2012年1月28日星期六

Theo Angelopoulos: his best films – in pictures


The Greek director, who died on Tuesday, was celebrated for his beautifully shot and uncompromisingly intellectual cinema. Here we look back at his best-known films

Theo Angelopoulos' first feature, The Reconstruction (1970), draws on the real-life murder of a Greek worker (Yannis Totsikas, left) in Germany by his wife (Toula Stathopoulou) and her lover (Michalis Fotopoulos). The murder story, and its 'reconstruction', becomes a parable for the disruption of a community and a nation – Greece was under military rule at the time.
Angelopoulos' second film, Days of 36, was set during Greece's tumultuous interwar period, when unstable governments alternated with military coups with alarming regularity. Days of 36 focuses on a politically sensitive hostage situation, which Angelopoulos uses to lay bare the state's fragmentation as Metaxa's fascist dictatorship loomed.

Angelopoulos' international breakthrough, The Travelling Players, is an epic tableau of 20th-century Greek history, told through the experiences of a touring group of actors – whose own stories are modelled on the Agamemnon myth. Among other awards, it won the BFI's Sutherland trophy.
Angelopoulos took on the Stalinist cult of personality in his 1980 movie Alexander the Great, with Omero Antonutti as the 19th-century bandit of the title. This Alexander, whose name references the mythic Greek figure of antiquity, wordlessly tyrannises an agrarian commune – the liberator turned oppressor.

Voyage to Cythera (1984), co-scripted by Tonino Guerra, is another parable of Greece's political history. Manos Kakrakis, an aging Odysseus, and his wife Dora Volanaki are adrift on a raft with no home or destination: the failure of the communist dream.
International icon Marcello Mastroianni took on the lead role in Angelopoulos' 1986 chronicle of stasis and despair, The Beekeeper. Mastroianni's Spyros travels the traditional beekeeping routes, utterly unable to connect with the changing world around him.

Angelopoulos's Landscape in the Mist is another parable of search without discovery. Two children sneak on board a train they hope will take them to Germany – but only baffling disappointment awaits.
In Ulysses' Gaze Angelopoulos secured Harvey Keitel (here with Maia Morgenstern) to play a Greek-American film-maker obsessed with finding lost documentary footage of 'ordinary' people. The film was awarded the grand prix runner-up prize at Cannes; Angelopoulos was dismayed.

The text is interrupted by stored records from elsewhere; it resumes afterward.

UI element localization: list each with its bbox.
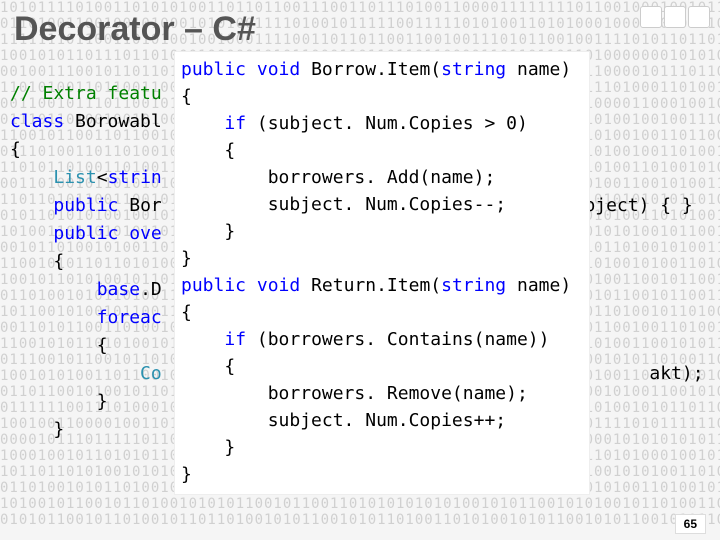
corner-squares xyxy=(640,6,710,28)
code-panel-front: public void Borrow.Item(string name) { i… xyxy=(175,52,589,494)
slide-title: Decorator – C# xyxy=(0,0,720,53)
page-number: 65 xyxy=(675,514,706,534)
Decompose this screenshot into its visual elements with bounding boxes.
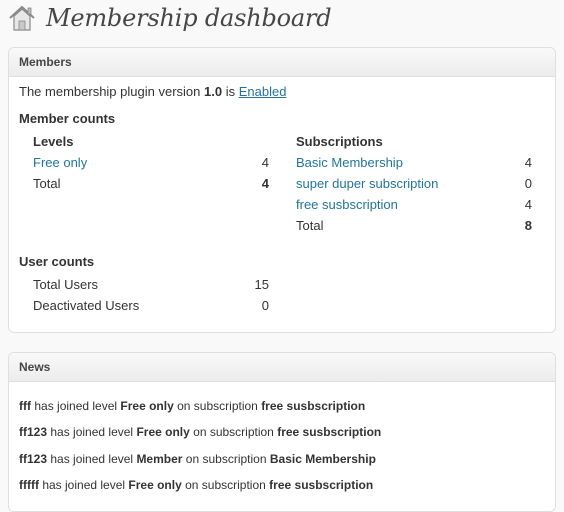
house-icon [6,2,38,34]
news-text: has joined level [50,452,134,466]
news-text: has joined level [50,425,134,439]
news-item: fff has joined level Free only on subscr… [19,399,365,413]
subscriptions-total-label: Total [296,218,324,233]
subscription-link-free-susbscription[interactable]: free susbscription [296,197,398,212]
news-level: Free only [136,425,190,439]
page-header: Membership dashboard [6,0,332,36]
subscription-link-super-duper[interactable]: super duper subscription [296,176,438,191]
news-user: fffff [19,478,39,492]
levels-total-count: 4 [261,176,269,191]
deactivated-users-count: 0 [261,298,269,313]
status-prefix: The membership plugin version [19,84,201,99]
news-text: on subscription [185,478,266,492]
members-box-title[interactable]: Members [9,48,555,77]
user-counts-heading: User counts [19,254,95,269]
total-users-label: Total Users [33,277,99,292]
levels-heading: Levels [33,134,74,149]
deactivated-users-label: Deactivated Users [33,298,140,313]
news-text: has joined level [34,399,118,413]
levels-total-label: Total [33,176,61,191]
subscription-link-basic-membership[interactable]: Basic Membership [296,155,403,170]
news-item: ff123 has joined level Free only on subs… [19,425,381,439]
news-box: News fff has joined level Free only on s… [8,352,556,512]
subscription-count-super-duper: 0 [524,176,532,191]
news-subscription: free susbscription [277,425,382,439]
members-box: Members The membership plugin version 1.… [8,47,556,333]
status-middle: is [225,84,236,99]
subscription-count-free-susbscription: 4 [524,197,532,212]
news-user: ff123 [19,452,48,466]
news-level: Free only [120,399,174,413]
news-user: fff [19,399,31,413]
level-count-free-only: 4 [261,155,269,170]
level-link-free-only[interactable]: Free only [33,155,87,170]
news-user: ff123 [19,425,48,439]
news-box-title[interactable]: News [9,353,555,382]
member-counts-heading: Member counts [19,111,116,126]
page-title: Membership dashboard [46,4,332,32]
news-text: on subscription [177,399,258,413]
enabled-link[interactable]: Enabled [239,84,287,99]
news-text: has joined level [42,478,126,492]
news-text: on subscription [185,452,267,466]
news-subscription: Basic Membership [269,452,376,466]
news-level: Free only [128,478,182,492]
news-subscription: free susbscription [261,399,366,413]
news-subscription: free susbscription [269,478,374,492]
plugin-status-line: The membership plugin version 1.0 is Ena… [19,84,286,99]
subscriptions-total-count: 8 [524,218,532,233]
subscriptions-heading: Subscriptions [296,134,383,149]
subscription-count-basic-membership: 4 [524,155,532,170]
total-users-count: 15 [254,277,269,292]
plugin-version: 1.0 [204,84,223,99]
news-level: Member [136,452,183,466]
news-item: ff123 has joined level Member on subscri… [19,452,376,466]
news-text: on subscription [193,425,274,439]
news-item: fffff has joined level Free only on subs… [19,478,373,492]
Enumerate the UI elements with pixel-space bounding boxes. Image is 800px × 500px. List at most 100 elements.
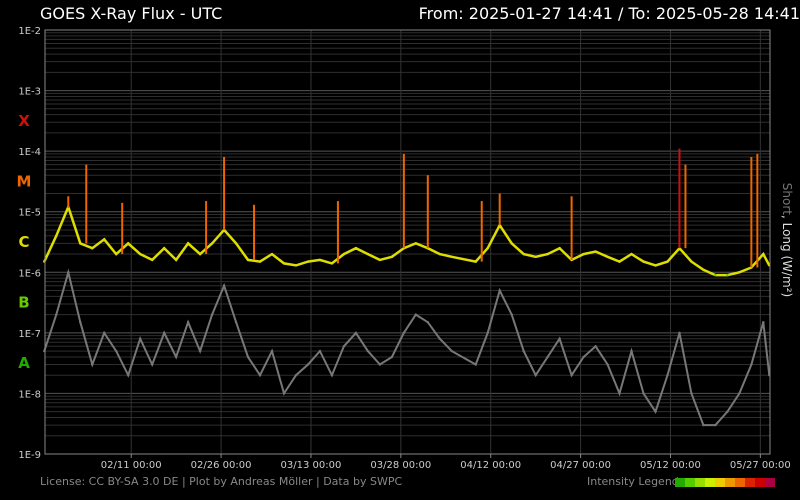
legend-swatch	[695, 478, 705, 487]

Angelopoulos finally secured the Palme d'Or with his 1998 film Eternity and a Day, in which a dying writer (Bruno Ganz) helps a young Albanian boy (Archileas Skevis) as a kind of distraction from his own impending dissolution.
The first in a projected trilogy, The Weeping Meadow documents the turbulent first half of the 20th century, following a single family from the Russian revolution to the postwar civil conflict in Greece
Angelopoulos' last completed feature was 2009's The Dust of Time, starring Michel Piccoli, Willem Dafoe and Irene Jacob. Dafoe takes on the Keitel role of a Greek-American film-maker; Jacob is his mother Eleni, a woman who manages to reunite with her husband Spyros (Piccoli) after deportation to a Soviet labour camp.